Ich bin gerade dabei, meine 9,8-kWp-PV-Anlage sinnvoll mit einer Warmwasser-Wärmepumpe zu kombinieren, und stoße dabei auf das übliche Problem: Die Herstellerprospekte versprechen COPs von 3,5 bis 4,5 für die Warmwasserbereitung, aber ich finde kaum echte Messdaten aus dem Alltag. Immer nur Laborwerte unter Idealbedingungen.
Meine konkrete Frage: Wie erfasst ihr den tatsächlichen Stromverbrauch eurer Warmwasser-WP getrennt vom Rest der Anlage? Habt ihr separate Subzähler eingebaut? Und rechnet ihr dabei wirklich sauber – also inklusive Standby, Steuerelektronik, evtl. Heizstab-Nachheizung wenn die PV nicht reicht?
Ich möchte verstehen, ob die Eigenverbrauchsoptimierung im Sommer wirklich so viel bringt, wie immer behauptet wird. Rechenbeispiel: Wenn meine PV im Juli tagsüber 4-6 kWh überschuss produziert und die Warmwasser-WP davon 1,2 kWh zieht, wie viel Warmwasser bekomme ich realistisch raus – und was hätte mich das mit Netzbezug gekostet vs. was ich durch Einspeisung verliere?
Ich frage deshalb so konkret, weil ich keine Entscheidung auf Basis von Hochglanzbroschüren treffen will. Wer hat hier echte Messwerte über mehrere Sommermonate und kann die teilen? Gerne auch Negativerfahrungen, die interessieren mich manchmal mehr als die Erfolgsgeschichten.

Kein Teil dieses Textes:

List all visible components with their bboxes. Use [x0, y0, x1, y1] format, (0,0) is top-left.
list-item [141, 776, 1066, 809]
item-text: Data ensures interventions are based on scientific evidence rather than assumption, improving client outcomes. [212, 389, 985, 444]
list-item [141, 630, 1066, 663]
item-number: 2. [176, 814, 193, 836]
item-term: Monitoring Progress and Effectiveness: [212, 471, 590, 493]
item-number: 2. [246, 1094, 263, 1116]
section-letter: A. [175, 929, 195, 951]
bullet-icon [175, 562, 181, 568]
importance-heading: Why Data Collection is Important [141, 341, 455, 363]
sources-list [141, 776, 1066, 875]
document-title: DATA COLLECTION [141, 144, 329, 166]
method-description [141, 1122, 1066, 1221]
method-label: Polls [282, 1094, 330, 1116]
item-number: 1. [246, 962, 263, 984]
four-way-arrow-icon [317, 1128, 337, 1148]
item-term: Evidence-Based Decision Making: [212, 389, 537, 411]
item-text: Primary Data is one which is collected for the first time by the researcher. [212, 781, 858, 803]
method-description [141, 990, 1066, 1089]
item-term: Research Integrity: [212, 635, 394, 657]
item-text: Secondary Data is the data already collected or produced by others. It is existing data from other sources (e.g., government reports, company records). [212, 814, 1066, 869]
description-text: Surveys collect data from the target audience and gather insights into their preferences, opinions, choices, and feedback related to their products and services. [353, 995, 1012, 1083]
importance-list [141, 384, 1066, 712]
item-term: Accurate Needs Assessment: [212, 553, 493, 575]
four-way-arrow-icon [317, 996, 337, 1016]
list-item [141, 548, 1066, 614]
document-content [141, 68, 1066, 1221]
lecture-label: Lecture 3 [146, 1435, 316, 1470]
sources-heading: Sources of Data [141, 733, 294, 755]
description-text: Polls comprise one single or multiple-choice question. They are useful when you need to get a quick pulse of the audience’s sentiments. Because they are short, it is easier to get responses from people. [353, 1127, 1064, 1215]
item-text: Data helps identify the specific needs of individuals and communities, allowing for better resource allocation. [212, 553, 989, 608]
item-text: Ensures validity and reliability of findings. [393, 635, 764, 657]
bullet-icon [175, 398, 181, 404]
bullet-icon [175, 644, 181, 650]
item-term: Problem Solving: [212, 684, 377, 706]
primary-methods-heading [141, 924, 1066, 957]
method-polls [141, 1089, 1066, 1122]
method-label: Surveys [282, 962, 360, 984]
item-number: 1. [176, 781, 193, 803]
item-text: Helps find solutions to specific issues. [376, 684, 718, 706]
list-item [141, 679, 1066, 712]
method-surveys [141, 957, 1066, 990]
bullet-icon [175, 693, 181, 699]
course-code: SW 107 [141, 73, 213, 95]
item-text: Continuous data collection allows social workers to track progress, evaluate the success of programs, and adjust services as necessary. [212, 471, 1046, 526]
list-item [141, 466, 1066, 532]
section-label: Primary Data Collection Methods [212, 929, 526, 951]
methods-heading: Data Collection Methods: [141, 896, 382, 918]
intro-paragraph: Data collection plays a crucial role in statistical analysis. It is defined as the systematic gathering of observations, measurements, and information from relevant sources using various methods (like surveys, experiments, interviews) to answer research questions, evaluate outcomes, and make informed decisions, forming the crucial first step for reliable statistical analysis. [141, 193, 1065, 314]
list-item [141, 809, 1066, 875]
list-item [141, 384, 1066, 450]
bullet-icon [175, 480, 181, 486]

Ich bin selbst noch in der Planungsphase und hab von echten Messwerten keine Ahnung, aber deine Frage finde ich super wichtig. Ich frag mich nämlich genauso, ob die Zahlen in den Broschüren irgendwas mit der Realität zu tun haben. Mein zukünftiger Installateur hat mir auch COPs um die 4 versprochen – jetzt bin ich noch skeptischer als vorher 😅
Gute Frage, und ich verstehe deine Skepsis gegenüber den Prospektzahlen – die sind tatsächlich meistens unter optimierten Laborbedingungen gemessen, A15°C Raumluft, frisch befüllter Speicher, kein Legionellenprogramm eingerechnet. In der Realität sieht das anders aus.
Ich messe seit 2021 meinen Warmwasserverbrauch über einen separaten Shelly-Zwischenzähler, direkt an der Brauchwasserwärmepumpe. Im Sommer komme ich auf reale COPs zwischen 2,8 und 3,4 – das klingt erstmal okay, aber sobald das Legionellenprogramm mit Heizstab anspringt (bei mir wöchentlich auf 60°C), sackt der Monatsdurchschnitt deutlich ab. Den Effekt unterschätzen die meisten.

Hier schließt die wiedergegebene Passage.